Two things happen to whiskey as it ages:

1) It picks up flavor from the casks. This…actually isn’t that hard to accelerate. Adding wood chips or a honey-comb type lattice greatly increases the exposed surface area and thus how quickly it acquires that favor.

2) Sulfates and a few other compounds are able to pass into and through the barrels, leaving the whiskey. These are responsible for a lot of the harsh/unpleasant flavor you get in cheap shooting whiskeys compare to nicer sipping ones and so far there has not been a reliable and cheap way to eliminate them discovered outside of time that doesn’t come with some other downside.

Okay and…3: you get to brag that it’s old and mark up the price. There are diminishing returns for both 1 and 2 as more time passes.

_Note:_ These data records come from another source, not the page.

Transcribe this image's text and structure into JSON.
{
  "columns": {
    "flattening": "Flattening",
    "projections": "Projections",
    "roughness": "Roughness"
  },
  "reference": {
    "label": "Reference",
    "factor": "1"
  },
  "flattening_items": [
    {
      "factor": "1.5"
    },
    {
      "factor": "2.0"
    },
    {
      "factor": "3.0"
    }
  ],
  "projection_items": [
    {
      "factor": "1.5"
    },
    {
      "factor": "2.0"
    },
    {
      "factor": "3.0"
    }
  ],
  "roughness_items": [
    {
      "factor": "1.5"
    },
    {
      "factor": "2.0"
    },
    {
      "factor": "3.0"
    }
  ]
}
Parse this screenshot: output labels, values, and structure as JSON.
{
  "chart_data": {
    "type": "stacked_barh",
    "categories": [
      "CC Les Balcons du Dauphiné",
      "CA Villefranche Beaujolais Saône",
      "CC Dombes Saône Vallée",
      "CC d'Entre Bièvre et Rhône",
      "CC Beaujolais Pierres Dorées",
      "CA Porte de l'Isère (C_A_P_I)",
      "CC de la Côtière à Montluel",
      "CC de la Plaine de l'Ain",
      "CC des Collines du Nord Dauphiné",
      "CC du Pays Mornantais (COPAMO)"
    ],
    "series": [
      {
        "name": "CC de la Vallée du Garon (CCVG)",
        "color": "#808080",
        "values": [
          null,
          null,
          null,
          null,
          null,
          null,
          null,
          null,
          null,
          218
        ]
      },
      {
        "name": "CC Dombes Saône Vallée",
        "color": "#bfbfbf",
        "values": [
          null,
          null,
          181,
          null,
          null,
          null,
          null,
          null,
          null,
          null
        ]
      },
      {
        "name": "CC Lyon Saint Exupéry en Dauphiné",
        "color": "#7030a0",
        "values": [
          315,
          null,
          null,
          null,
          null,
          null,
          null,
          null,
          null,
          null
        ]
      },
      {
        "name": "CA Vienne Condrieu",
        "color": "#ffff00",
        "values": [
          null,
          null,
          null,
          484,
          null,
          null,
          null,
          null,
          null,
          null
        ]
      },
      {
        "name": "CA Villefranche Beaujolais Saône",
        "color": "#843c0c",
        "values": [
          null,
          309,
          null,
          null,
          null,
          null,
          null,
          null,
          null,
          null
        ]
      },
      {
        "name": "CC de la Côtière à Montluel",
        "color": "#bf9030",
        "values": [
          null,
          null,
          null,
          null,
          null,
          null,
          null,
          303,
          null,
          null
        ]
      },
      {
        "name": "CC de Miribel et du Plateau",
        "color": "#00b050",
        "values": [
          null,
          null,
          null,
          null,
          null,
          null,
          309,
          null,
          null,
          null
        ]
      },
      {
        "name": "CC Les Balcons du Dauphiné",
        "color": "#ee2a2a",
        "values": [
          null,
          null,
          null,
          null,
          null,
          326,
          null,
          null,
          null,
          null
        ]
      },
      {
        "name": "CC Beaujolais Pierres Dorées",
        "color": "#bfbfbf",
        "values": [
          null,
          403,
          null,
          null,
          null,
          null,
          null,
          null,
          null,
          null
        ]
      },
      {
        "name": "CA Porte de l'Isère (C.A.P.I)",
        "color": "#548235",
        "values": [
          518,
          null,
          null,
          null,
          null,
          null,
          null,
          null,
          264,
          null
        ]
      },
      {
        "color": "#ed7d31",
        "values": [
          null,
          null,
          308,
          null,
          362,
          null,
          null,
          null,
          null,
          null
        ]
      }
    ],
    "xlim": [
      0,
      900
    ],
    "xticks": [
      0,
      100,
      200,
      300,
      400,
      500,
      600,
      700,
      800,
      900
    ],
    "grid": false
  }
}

And no, it doesn’t apply to everything. It depends on what’s in the alcohol in the first place and whether you want that particular drink picking up flavors from its container.

Edit for spelling.

Second edit due to number of replies: Sorry y’all, I really should have said something like “two desirable things” or “two main things good for the taste”. There *is* more going on, significantly the evaporation several have mentioned and a small reduction in ABV that comes with it. I was trying to describe the two main reasons aging improves taste/desirability as opposed to things incidental to that effort like the evaporation loss.